The Top 3 Accounting Changes to Consider in the new year

Eric Weynand, Founder

In accounting, the methods we use to record transactions are well-defined, and in many cases,  required by GAAP. However, some of these choices are left to our professional interpretation for our specific business model (e.g. FIFO vs. LIFO). In other cases, we adopt methods as required by a change in law. 

However we adopt the method, it sets the framework for how all future transactions must be recorded and can have a significant impact on financial reporting. That’s why you should audit your adopted methods to confirm accuracy, reliability, and determine if a method change is needed.  

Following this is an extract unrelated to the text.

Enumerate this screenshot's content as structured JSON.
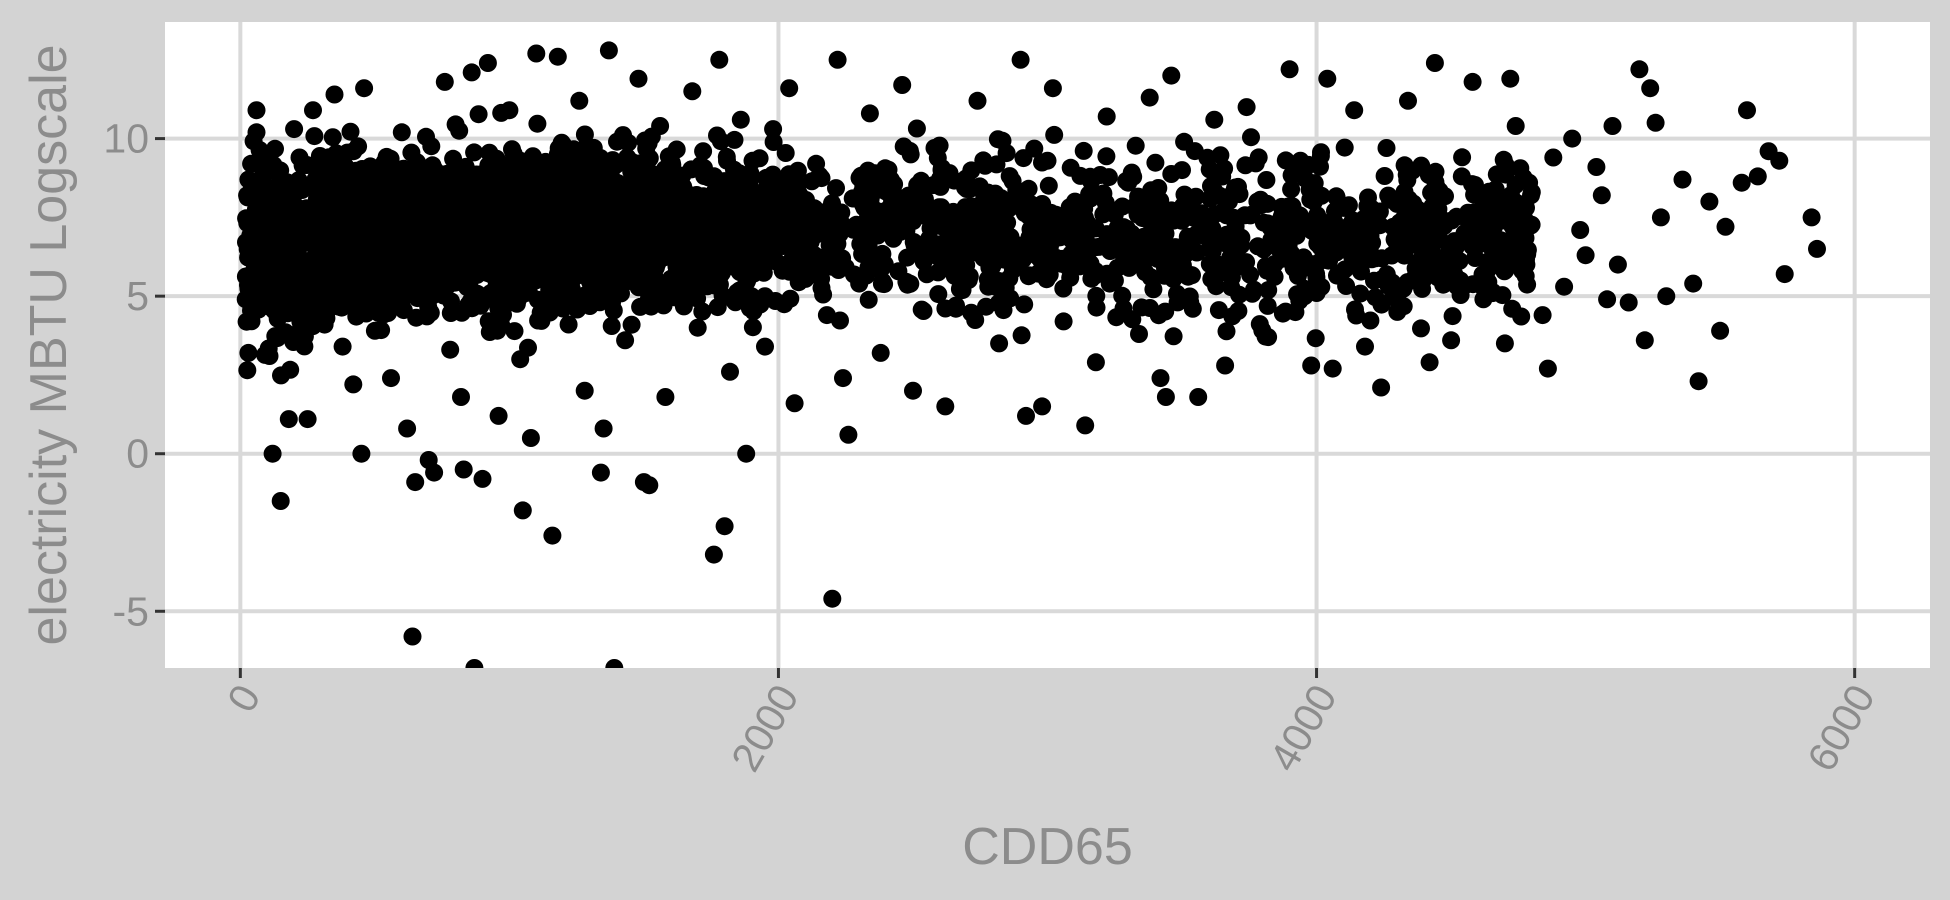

This year, there are a number of large accounting changes on the horizon that are prompting companies to review their methods. Here are our top 3 changes for you to consider this year: 

  1. New Revenue Recognition Standard – For private companies, this will take effect for years after 12/15/18. While it sounds like you have plenty of time to review this, consider that you will want 2018 data to compare to 2019 financials, so many companies will  complete two sets of books in years prior to large changes such as this. That means you’ll need to complete your review, establish your new method, implement the proper tracking and reporting systems, and more – all by the end of this year. Now you see why we recommend to start looking at this sooner than later. 
  2. Depreciation – It’s fairly common for companies to need a review of their depreciation records, and there is typically room for improvement. It’s best to complete a full analysis and ensure all records are accurate, the correct depreciation methods are applied to each category of assets, bonus depreciation and basis is properly recorded for tax purposes, and more. Depending on the number of assets placed in service, this can be a large project. However, accurate records can save you time (and money) during reporting and tax season. Try to complete the analysis on a regular basis to make sure recording systems are working properly and that depreciation is accurate.
  3. Rentals & Leases – Leases have complex rules (operating vs. capital leases and tenant improvement allowances, for example) and it’s easy to adopt an incorrect method. If you haven’t reviewed your contracts, it’s worth brushing up on the rules and then combing through the details to make sure you’re using the correct method. Also, pay special attention to related-party leases, as there are large changes required here as well.